Dicen quienes conocen las cosas que sucedieron en el pasado que, hasta el siglo XVII, el café era para los europeos un concepto exótico, algo que se mencionaba en los relatos de los viajeros que regresaban de Oriente con un fardo de curiosidades en la memoria. Mientras los árabes y los turcos bebían café, los europeos tomábamos vino y cerveza desde las claras del día, extremo que, se mire como se mire, distaba mucho de la ejemplaridad cívica y del fomento de la diligencia laboral. Como no hace falta decir, los pueblos de Europa, amigos del sincretismo, siguen bebiendo vino y cerveza, aunque suelen recurrir al café para paliar los efectos del vino y de la cerveza, en tanto que los pueblos árabes, más partidarios de la inamovilidad de las tradiciones, siguen con la cosa del café, ya que el consumo de bebidas alcohólicas puede acarrearles problemas de índole teológica, y tampoco se trata de eso.

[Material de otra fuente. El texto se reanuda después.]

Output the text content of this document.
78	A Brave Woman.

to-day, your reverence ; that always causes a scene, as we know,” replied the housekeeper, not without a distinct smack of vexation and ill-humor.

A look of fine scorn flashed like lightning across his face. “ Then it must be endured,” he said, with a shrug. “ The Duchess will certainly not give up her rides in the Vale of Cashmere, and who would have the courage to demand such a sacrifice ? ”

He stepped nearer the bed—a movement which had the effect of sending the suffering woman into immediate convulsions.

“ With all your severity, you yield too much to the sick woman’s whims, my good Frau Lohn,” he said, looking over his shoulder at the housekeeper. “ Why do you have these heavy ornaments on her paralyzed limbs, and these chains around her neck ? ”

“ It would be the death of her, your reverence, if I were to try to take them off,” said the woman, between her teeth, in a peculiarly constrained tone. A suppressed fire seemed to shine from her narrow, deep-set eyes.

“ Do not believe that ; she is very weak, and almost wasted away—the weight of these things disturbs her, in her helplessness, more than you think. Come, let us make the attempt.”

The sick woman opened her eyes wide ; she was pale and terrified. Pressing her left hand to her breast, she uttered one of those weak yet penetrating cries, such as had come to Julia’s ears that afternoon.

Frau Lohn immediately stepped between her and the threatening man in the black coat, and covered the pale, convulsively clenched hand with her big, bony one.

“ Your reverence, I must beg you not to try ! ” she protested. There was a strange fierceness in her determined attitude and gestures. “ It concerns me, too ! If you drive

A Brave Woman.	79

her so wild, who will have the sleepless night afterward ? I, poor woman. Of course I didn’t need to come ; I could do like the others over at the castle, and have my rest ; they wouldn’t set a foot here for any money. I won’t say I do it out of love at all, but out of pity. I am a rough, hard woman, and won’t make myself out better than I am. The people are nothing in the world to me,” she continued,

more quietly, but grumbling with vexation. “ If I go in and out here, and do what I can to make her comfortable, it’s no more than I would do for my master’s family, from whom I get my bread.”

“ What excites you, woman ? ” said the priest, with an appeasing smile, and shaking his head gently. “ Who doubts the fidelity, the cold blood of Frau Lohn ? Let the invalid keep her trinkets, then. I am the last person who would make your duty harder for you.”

Quiere la leyenda que los sufíes fueron los introductores del café en el mundo islámico, y se supone que los primeros cafeinómanos se manifestaron a finales del siglo XIV en círculos místicos, pues les infundía elevación de espíritu aquella sustancia. De todas formas, la popularización del café llevó consigo que se abrieran establecimientos para su consumo, y parece lógico que en tales establecimientos se practicaran juegos de azar, se alternase con mujeres y se escuchase música. Estas expansiones lograron herir la sensibilidad de un jefe de policía de La Meca, que, en el siglo XVI, con la complicidad de un concilio de alfaquíes, consiguió prohibir el comercio y consumo de café. La prohibición duró hasta que le sucedió en el cargo un partidario del café, y las aguas volvieron a su cauce; es decir, a las cafeteras.
En un principio, se atribuyeron al café muchas propiedades terapéuticas: la purificación de la sangre, la sedación del estómago, el fortalecimiento del hígado… El sector más puritano de las postrimerías del XVII no dudó en otorgarle una cualidad moral: la de alejar a los humanos del vicio del alcohol.
El café fue recibido en Europa, en fin, como una especie de sustancia mesiánica, redentora de una situación de borrachera global, ya que tanto la cerveza como el vino formaban parte de la dieta de cualquier familia, niños incluidos.
A principios del XVIII, el país europeo con un índice mayor de consumo de café era Gran Bretaña, hasta que, a mediados de siglo, ese consumo entusiasta fue relegado en beneficio de la popularización del té, quizá por ese prurito británico de diferenciarse de sus nacionalidades vecinas incluso a la hora de colocar el volante en un coche.
Herman Melville, en su novela Moby Dick, concibió a un personaje cafeinómano que procuró hacer entrar en razón –aunque en vano- al capitán Ahab: el oficial Starbuck, que en la actualidad da nombre a una cadena internacional de cafeterías, como no hace falta ni decir.